On the one hand, information availability and a growing diversity in Western societies has nudged even privileged youth in the US and Europe to view developing countries more as people than as economic resources - albeit sometimes with an eye to future consumer markets. At the same time, there are burgeoning numbers of young people throughout Muslim countries who have learned to appreciate Western ideals of intellectual freedom and self-determination, despite certain unfortunate realities of politics and war, though their numbers remain small. For Muslim antagonism toward "free global exchange to decline in a broader fashion, the exchange needs to be mutual.
There must be genuine opportunity in the global marketplace for contending ideas and ideologies, not merely for the stifling effects of oligopolies and special-interests. While the globalization of media has created forums for "moderate voices from the East and West to come together, even there there lies a risk of further misunderstanding.

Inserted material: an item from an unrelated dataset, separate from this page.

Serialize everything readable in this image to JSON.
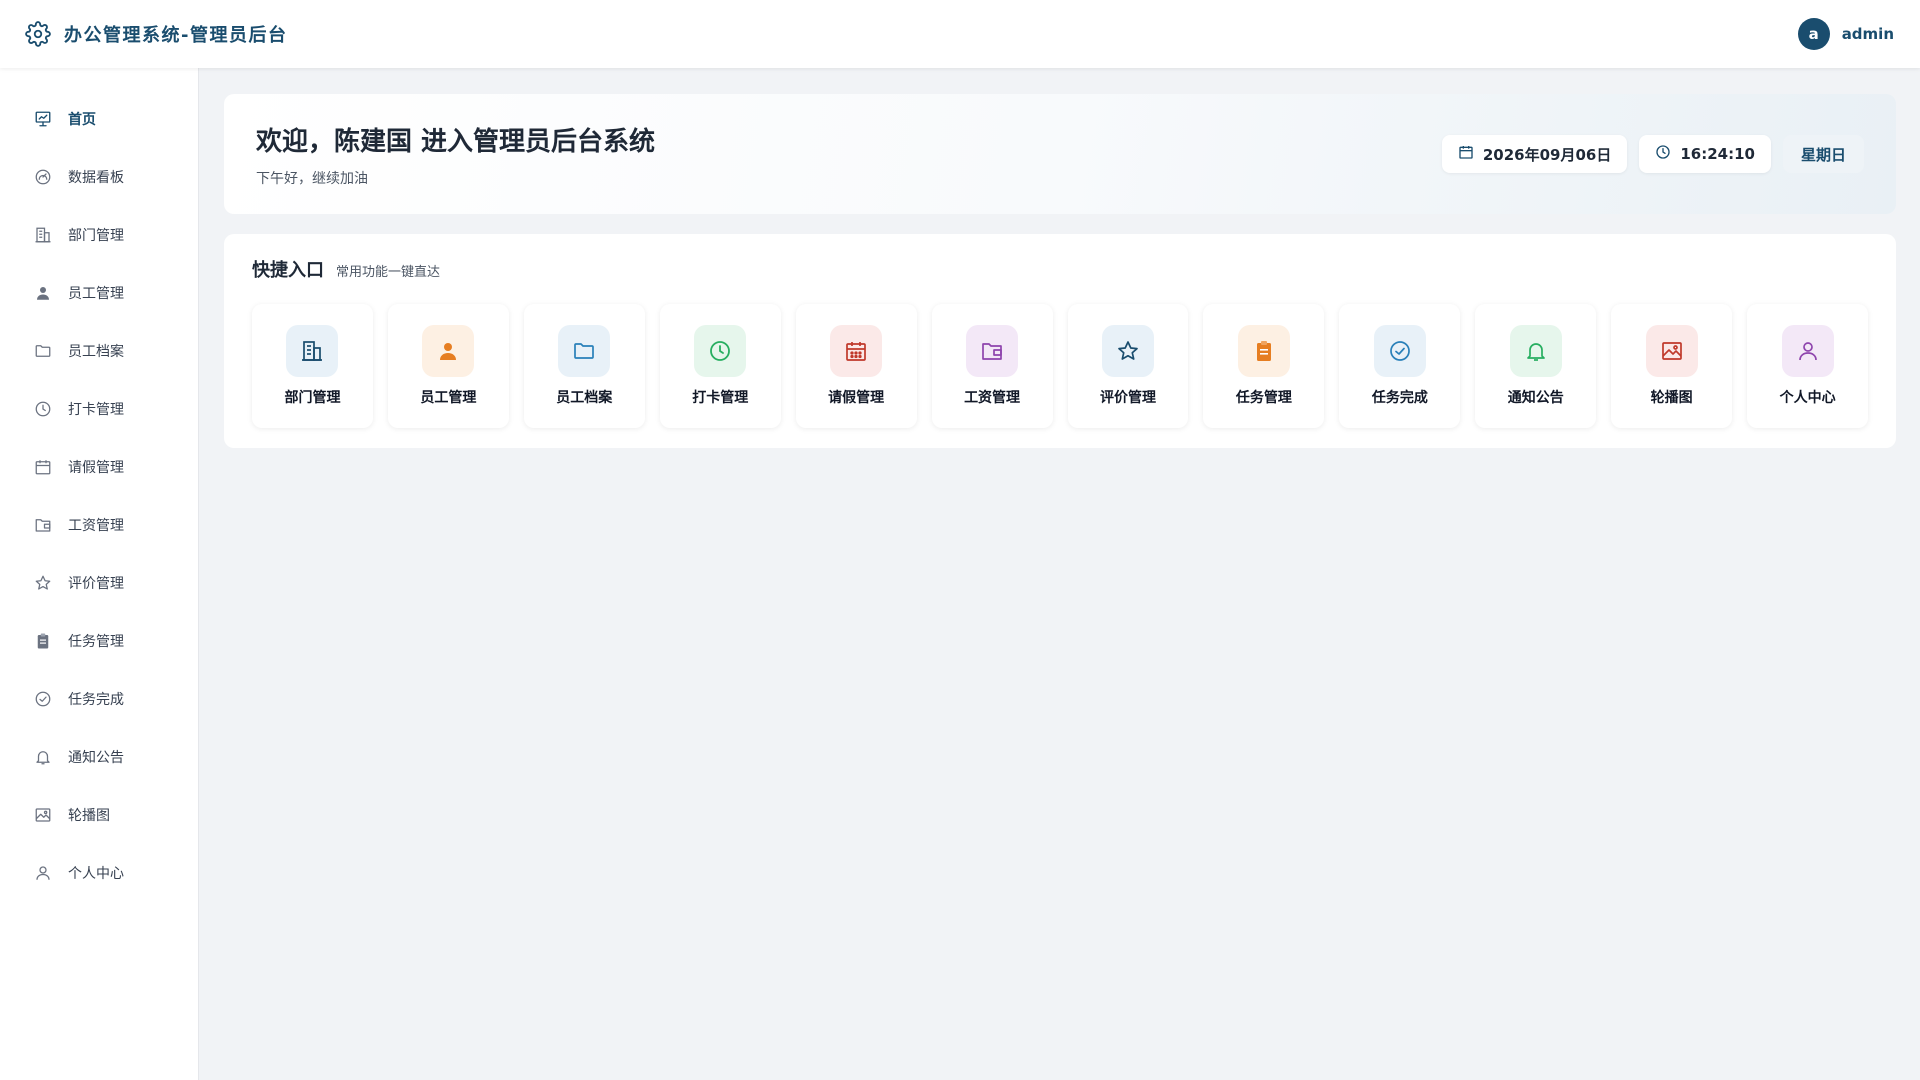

With BBC, CNN and Fox News ubiquitous in the Middle East, how can proponents of globalization justify the fact that no US cable or satellite distributor will carry the English-language Al-Jazeera - run by nothing more threatening than a cadre of BBC veterans and former employees of other Western stations? As in the developing countries, globalization becomes palatable when the economic expansion of multinational corporations comes with the extension of Western notions of labor and of consumer and environmental protection. But in Muslim majority countries in particular, the backlash to globalization needs to be diffused by prioritizing the additional burdens of cultural sensitivity and real political inequity.
Mehmood Kazmi, an international business and investment consultant, is a Muslim American. THE DAILY STAR publishes this commentary in collaboration with the Common Ground News Service.